Bidding for history as All-Ireland medal fetches €20,000

A medal won by a Roscommon Gaelic footballer in the county's first All-Ireland senior final victory yesterday fetched €20,000…

A medal won by a Roscommon Gaelic footballer in the county's first All-Ireland senior final victory yesterday fetched €20,000 at auction - just €4,000 less than a collection of four medals from Wexford's famous four-in-a-row of final wins in the 1910s.

The auction in Dublin yesterday was also notable for the sale of an original ticket for the match between Tipperary and Dublin on November 21st, 1920, which has become known as Bloody Sunday.

The ticket for the match at Croke Park, during which British soldiers killed 14 innocent people, fetched €7,500 at the sale.

It had originally been expected to sell for a figure between €2,000 and €3,000.

READ MORE

The auction, organised by Mealy's auctioneers at the Tara Towers hotel in Booterstown in south county Dublin, included a large amount of sporting memorabilia.

The nine-carat GAA medal from Roscommon's 1943 All-Ireland win was sold to an anonymous telephone bidder.

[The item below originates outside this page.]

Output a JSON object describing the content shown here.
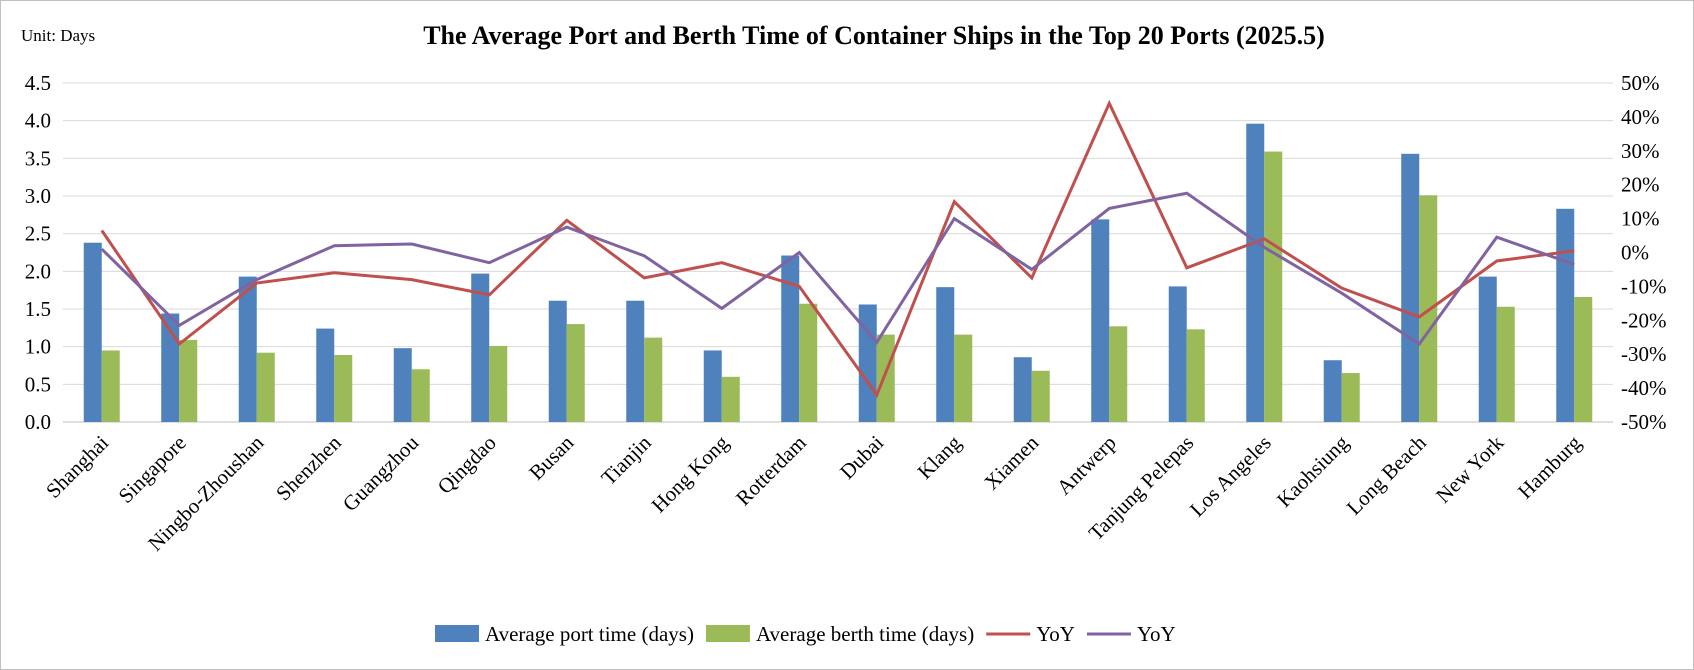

Roscommon have only won two All-Ireland senior titles, in 1943 and 1944, and Mealy's said that the price fetched exceeded all expectations.

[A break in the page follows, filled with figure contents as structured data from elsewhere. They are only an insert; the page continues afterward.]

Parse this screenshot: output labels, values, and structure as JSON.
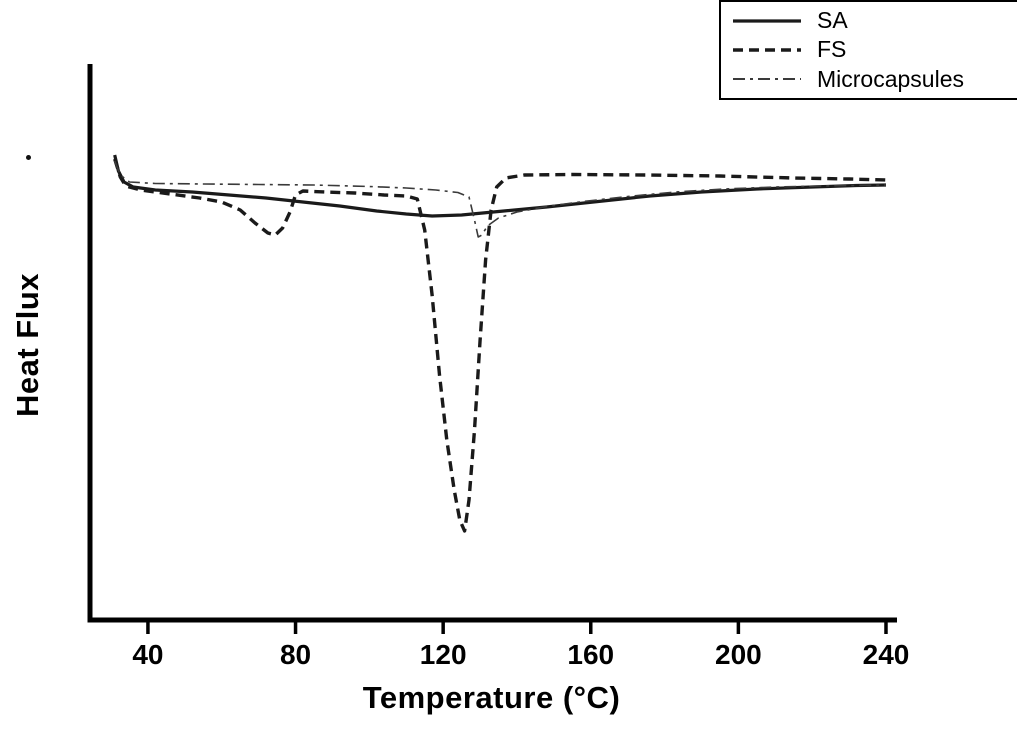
{
  "figure": {
    "background": "#ffffff",
    "axis_color": "#000000",
    "text_color": "#000000"
  },
  "chart_data": {
    "type": "line",
    "title": "",
    "xlabel": "Temperature (°C)",
    "ylabel": "Heat Flux",
    "x_ticks": [
      40,
      80,
      120,
      160,
      200,
      240
    ],
    "y_ticks": [],
    "xlim": [
      24.3,
      241.9
    ],
    "ylim": [
      -4.35,
      1.17
    ],
    "grid": false,
    "legend_position": "top-right-outside",
    "series": [
      {
        "name": "SA",
        "style": "solid",
        "color": "#1a1a1a",
        "width": 3.2,
        "dash": [],
        "points": [
          [
            31,
            0.3
          ],
          [
            32,
            0.14
          ],
          [
            33.5,
            0.03
          ],
          [
            36,
            -0.02
          ],
          [
            42,
            -0.05
          ],
          [
            52,
            -0.07
          ],
          [
            62,
            -0.1
          ],
          [
            72,
            -0.13
          ],
          [
            82,
            -0.17
          ],
          [
            92,
            -0.21
          ],
          [
            102,
            -0.26
          ],
          [
            110,
            -0.29
          ],
          [
            117,
            -0.31
          ],
          [
            125,
            -0.3
          ],
          [
            135,
            -0.265
          ],
          [
            148,
            -0.22
          ],
          [
            162,
            -0.165
          ],
          [
            176,
            -0.11
          ],
          [
            190,
            -0.07
          ],
          [
            205,
            -0.04
          ],
          [
            220,
            -0.02
          ],
          [
            232,
            -0.005
          ],
          [
            240,
            0.0
          ]
        ]
      },
      {
        "name": "FS",
        "style": "dashed",
        "color": "#1a1a1a",
        "width": 3.4,
        "dash": [
          10,
          6
        ],
        "points": [
          [
            31,
            0.26
          ],
          [
            32.5,
            0.08
          ],
          [
            34,
            -0.01
          ],
          [
            38,
            -0.05
          ],
          [
            46,
            -0.09
          ],
          [
            54,
            -0.13
          ],
          [
            60,
            -0.17
          ],
          [
            65,
            -0.25
          ],
          [
            69,
            -0.38
          ],
          [
            72.5,
            -0.48
          ],
          [
            74.5,
            -0.5
          ],
          [
            76.5,
            -0.43
          ],
          [
            78.5,
            -0.27
          ],
          [
            80,
            -0.1
          ],
          [
            82,
            -0.06
          ],
          [
            88,
            -0.07
          ],
          [
            96,
            -0.08
          ],
          [
            104,
            -0.1
          ],
          [
            110,
            -0.11
          ],
          [
            113,
            -0.14
          ],
          [
            115,
            -0.45
          ],
          [
            117,
            -1.1
          ],
          [
            119,
            -1.9
          ],
          [
            121,
            -2.55
          ],
          [
            123,
            -3.05
          ],
          [
            124.5,
            -3.35
          ],
          [
            125.8,
            -3.46
          ],
          [
            127,
            -3.15
          ],
          [
            128.5,
            -2.45
          ],
          [
            130,
            -1.55
          ],
          [
            131.5,
            -0.75
          ],
          [
            133,
            -0.25
          ],
          [
            134.5,
            -0.02
          ],
          [
            137,
            0.07
          ],
          [
            142,
            0.1
          ],
          [
            155,
            0.105
          ],
          [
            175,
            0.1
          ],
          [
            195,
            0.09
          ],
          [
            215,
            0.07
          ],
          [
            230,
            0.06
          ],
          [
            240,
            0.05
          ]
        ]
      },
      {
        "name": "Microcapsules",
        "style": "dashdot",
        "color": "#3a3a3a",
        "width": 1.6,
        "dash": [
          12,
          5,
          3,
          5
        ],
        "points": [
          [
            31,
            0.24
          ],
          [
            32.5,
            0.1
          ],
          [
            35,
            0.03
          ],
          [
            42,
            0.015
          ],
          [
            55,
            0.01
          ],
          [
            70,
            0.005
          ],
          [
            85,
            0.0
          ],
          [
            100,
            -0.015
          ],
          [
            110,
            -0.03
          ],
          [
            118,
            -0.05
          ],
          [
            124,
            -0.075
          ],
          [
            127,
            -0.12
          ],
          [
            128.5,
            -0.35
          ],
          [
            129.5,
            -0.52
          ],
          [
            130.5,
            -0.5
          ],
          [
            132,
            -0.41
          ],
          [
            135,
            -0.33
          ],
          [
            140,
            -0.27
          ],
          [
            148,
            -0.215
          ],
          [
            158,
            -0.165
          ],
          [
            170,
            -0.115
          ],
          [
            183,
            -0.07
          ],
          [
            196,
            -0.04
          ],
          [
            210,
            -0.02
          ],
          [
            225,
            -0.008
          ],
          [
            240,
            0.0
          ]
        ]
      }
    ]
  },
  "legend": {
    "items": [
      {
        "label": "SA"
      },
      {
        "label": "FS"
      },
      {
        "label": "Microcapsules"
      }
    ]
  }
}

The identity of the player who won the medal was not made public.

Jimmy Murray, who captained Roscommon to their two All-Ireland wins, died earlier this year, leaving just four survivors from those victorious teams - John Joe Nerney, Liam Gilmartin, Brendan Lynch and Hugh Gibbons.

Four medals won by Wexford's Jim Byrne during their four-in-a-row of 1915, 1916, 1917 and 1918 sold for €24,000.

Mealy's described the ticket from Bloody Sunday as exceedingly rare.

Written on the back is: "Pass Miss [ M] Byrne and lady friends IRPDF [ Irish Republican Prisoners Dependants Fund] Collectors."

It was signed "J.F.S." and mounted on a card with a photograph of IRA man Peadar Clancy, who was killed while trying to escape from Dublin Castle later the same day.

The auctioneers believe the publicity surrounding the recent Ireland-England rugby match at Croke Park may have helped the ticket reach such a high price. George Mealy jnr said two private collectors went head-to-head in a battle for it.

"It really went crazy in there. We were weighed down with the interest in this sale and particularly for the ticket.

"It really is the pièce de résistance of any GAA collection," Mr Mealy said.

In the light of the huge interest in the run-up to the sale, the auctioneers had increased their estimate of the expected sale price.

"We did expect it to reach up around the €5,000 mark, but not as much is it did," said Mr Mealy.

The high prices secured for a number of early GAA match programmes, which sold for up to €6,000 each, also surprised the auctioneers.